Review by Sean Boelman
Filmmakers Aaron Moorhead and Justin Benson have gained a cult following thanks to their indie approach to the sci-fi genre, but have recently stepped into bigger-budget projects with Synchronic and the upcoming Moon Knight. But it’s nice to see they are still in touch with their roots, as their brainy parody Something in the Dirt shows that they still have it in the indie department.
The film follows two neighbors who begin to experience strange paranormal phenomena in their apartment building, and decide to document it, causing them to spiral down an increasingly bizarre rabbit hole. In terms of pure ambition, this is definitely one of the more impressive movies to come out of the COVID-19 pandemic.
That said, the film is definitely scatter-brained, jumping from one thing to another multiple times. It’s almost fitting, given the generally disorganized nature of the genre which Moorhead and Benson are parodying, but the particular rhythm and energy that this movie has can be quite disorienting at times. And there’s not really a huge reason for this film to be two hours.
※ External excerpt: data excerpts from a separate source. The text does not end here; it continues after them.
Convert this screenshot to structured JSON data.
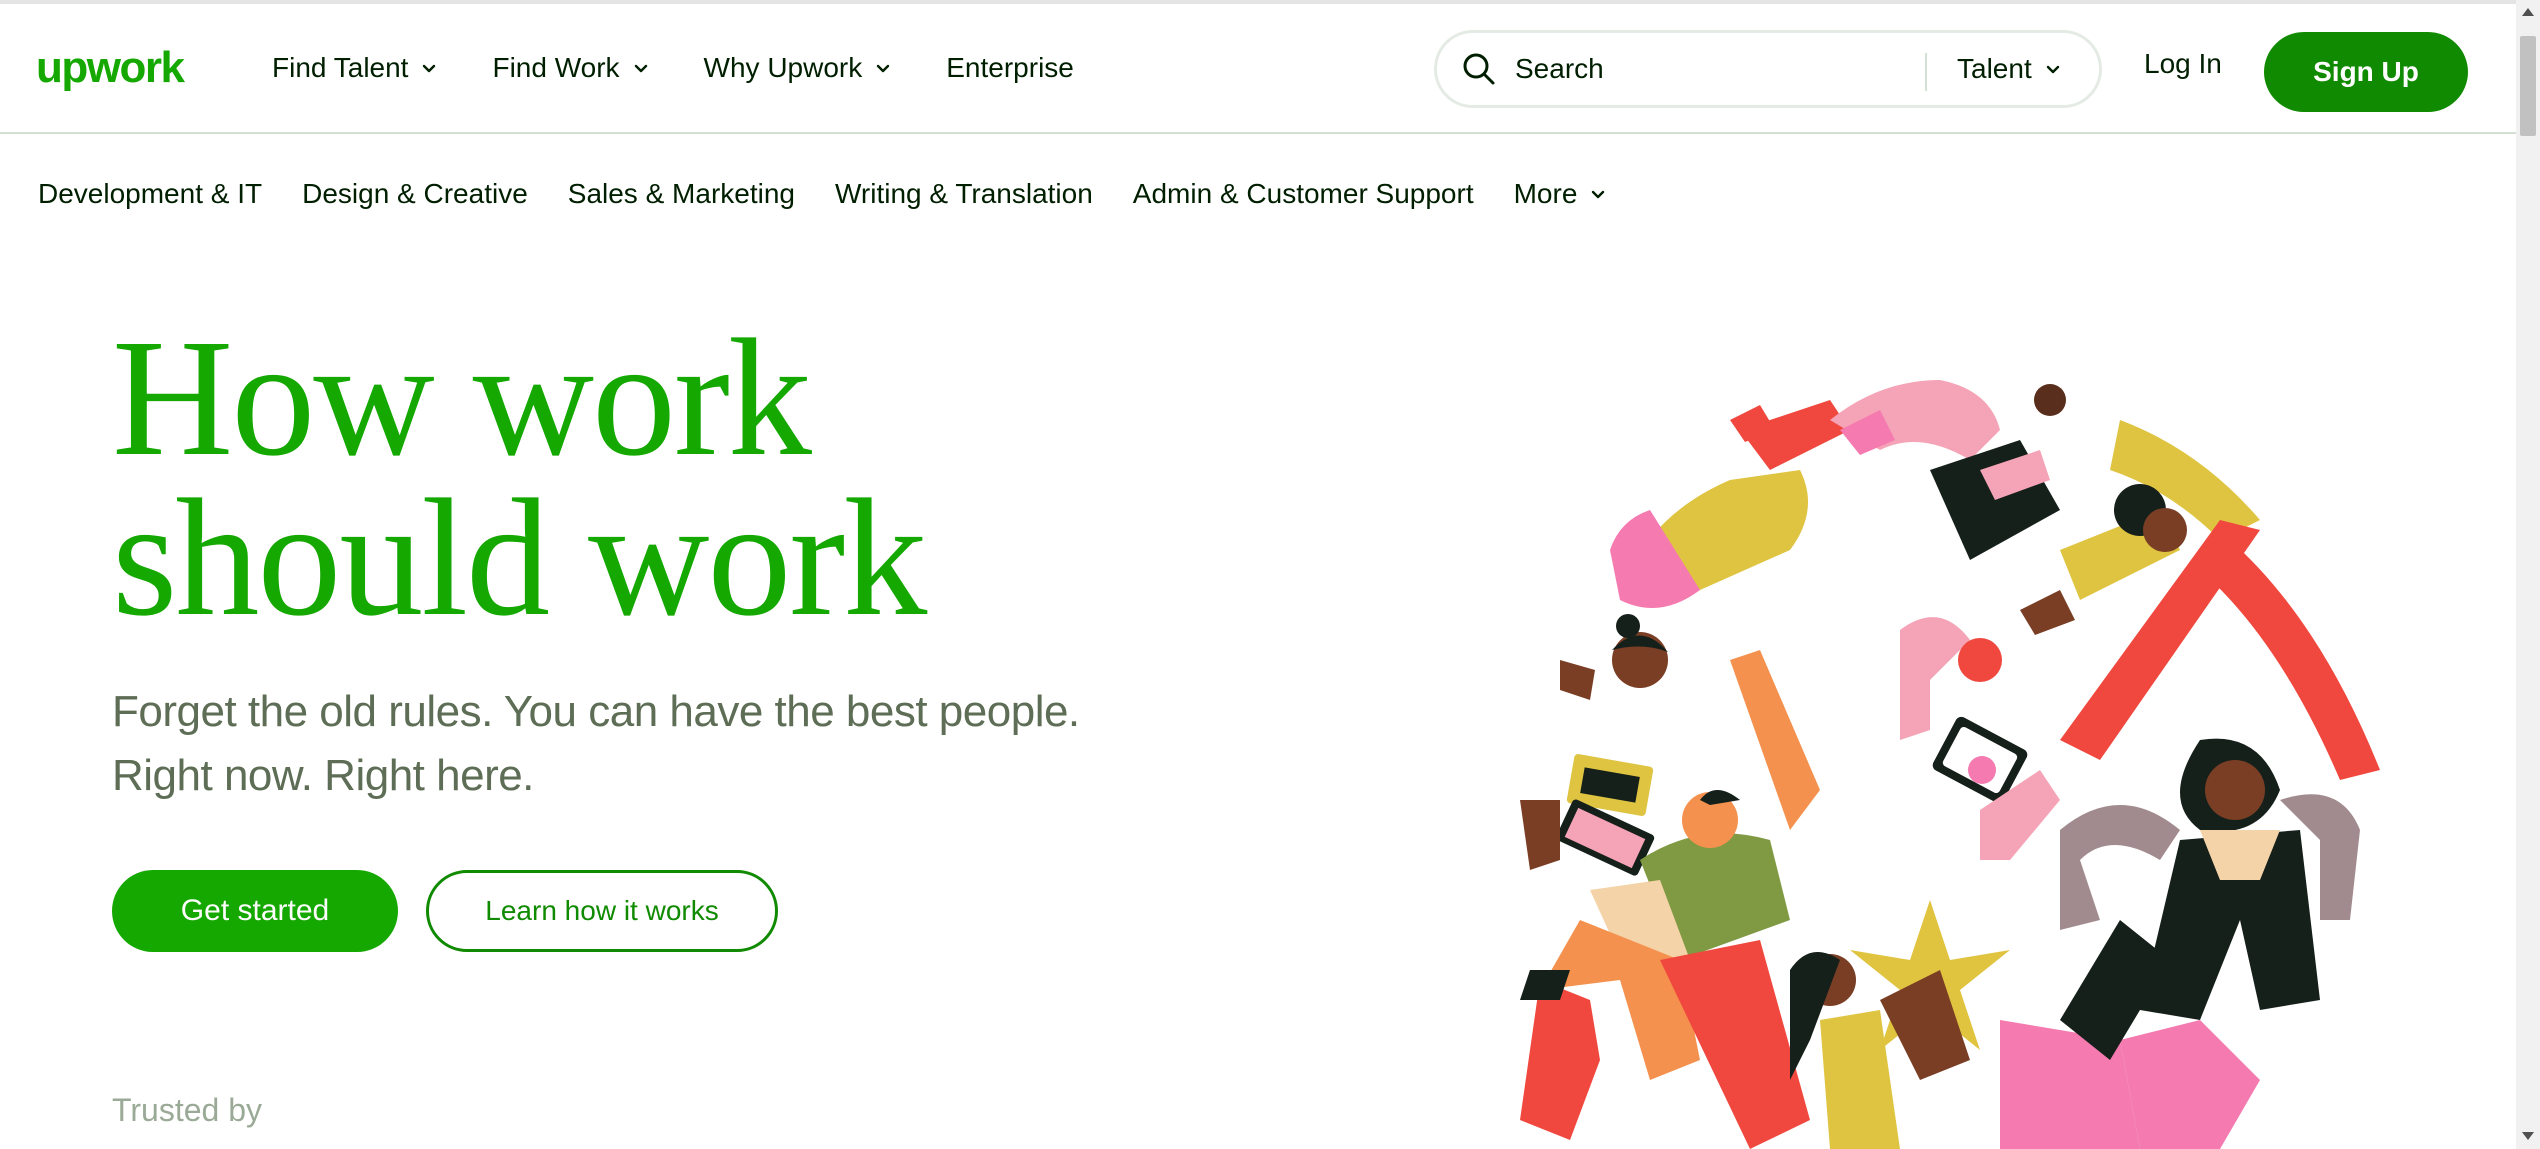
{
  "colors": {
    "brand_green": "#14a800",
    "dark_green": "#108a00",
    "text": "#001e00",
    "muted": "#5e6d55"
  },
  "header": {
    "logo_text": "upwork",
    "nav": [
      {
        "label": "Find Talent",
        "icon": "chevron-down-icon"
      },
      {
        "label": "Find Work",
        "icon": "chevron-down-icon"
      },
      {
        "label": "Why Upwork",
        "icon": "chevron-down-icon"
      },
      {
        "label": "Enterprise"
      }
    ],
    "search": {
      "placeholder": "Search",
      "scope": "Talent",
      "icon": "search-icon"
    },
    "login_label": "Log In",
    "signup_label": "Sign Up"
  },
  "categories": [
    {
      "label": "Development & IT"
    },
    {
      "label": "Design & Creative"
    },
    {
      "label": "Sales & Marketing"
    },
    {
      "label": "Writing & Translation"
    },
    {
      "label": "Admin & Customer Support"
    },
    {
      "label": "More",
      "icon": "chevron-down-icon"
    }
  ],
  "hero": {
    "headline_line1": "How work",
    "headline_line2": "should work",
    "sub_line1": "Forget the old rules. You can have the best people.",
    "sub_line2": "Right now. Right here.",
    "primary_cta": "Get started",
    "secondary_cta": "Learn how it works"
  },
  "trusted_by": "Trusted by"
}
The movie is a lot less mind-bending than the rest of the duo’s work, for better or worse. The film is dedicated to making movies with your friends, and it’s hard not to admire just the level of fun that the team is having here. It may not be the most thematically rich movie, but it’s just a sweet and wholesome outing that it’s hard not to love.
Moorhead and Benson develop the characters in a very natural way. We grow to love these pals through their friendship with one another, much of their growth being brought about by the other. Even though the characters aren’t the most unconventional, they are compelling and sympathetic nevertheless.
The directorial duo also plays the two main roles, and it is clear that they have an even greater connection to this film than they have had to some of their prior ones. The performance of Benson is especially good, as he takes a character that easily could have been a zany wacko and turned it into something genuinely layered.
What Moorhead and Benson were able to do despite the limited scope of the production is absolutely magnificent. There is some very minimal CGI used in a few scenes in the movie, and it doesn’t look bad. And the way in which they recreate the tropes of that genre of documentary filmmaking is great.
Something in the Dirt is a welcome treat for fans of Moorhead and Benson, as it proves that they are here to stay. Although it may not be the most complex film, it’s so outright lovable that it’s hard not to admire.
Something in the Dirt screened at the 2022 Sundance Film Festival, which ran virtually from January 20-30.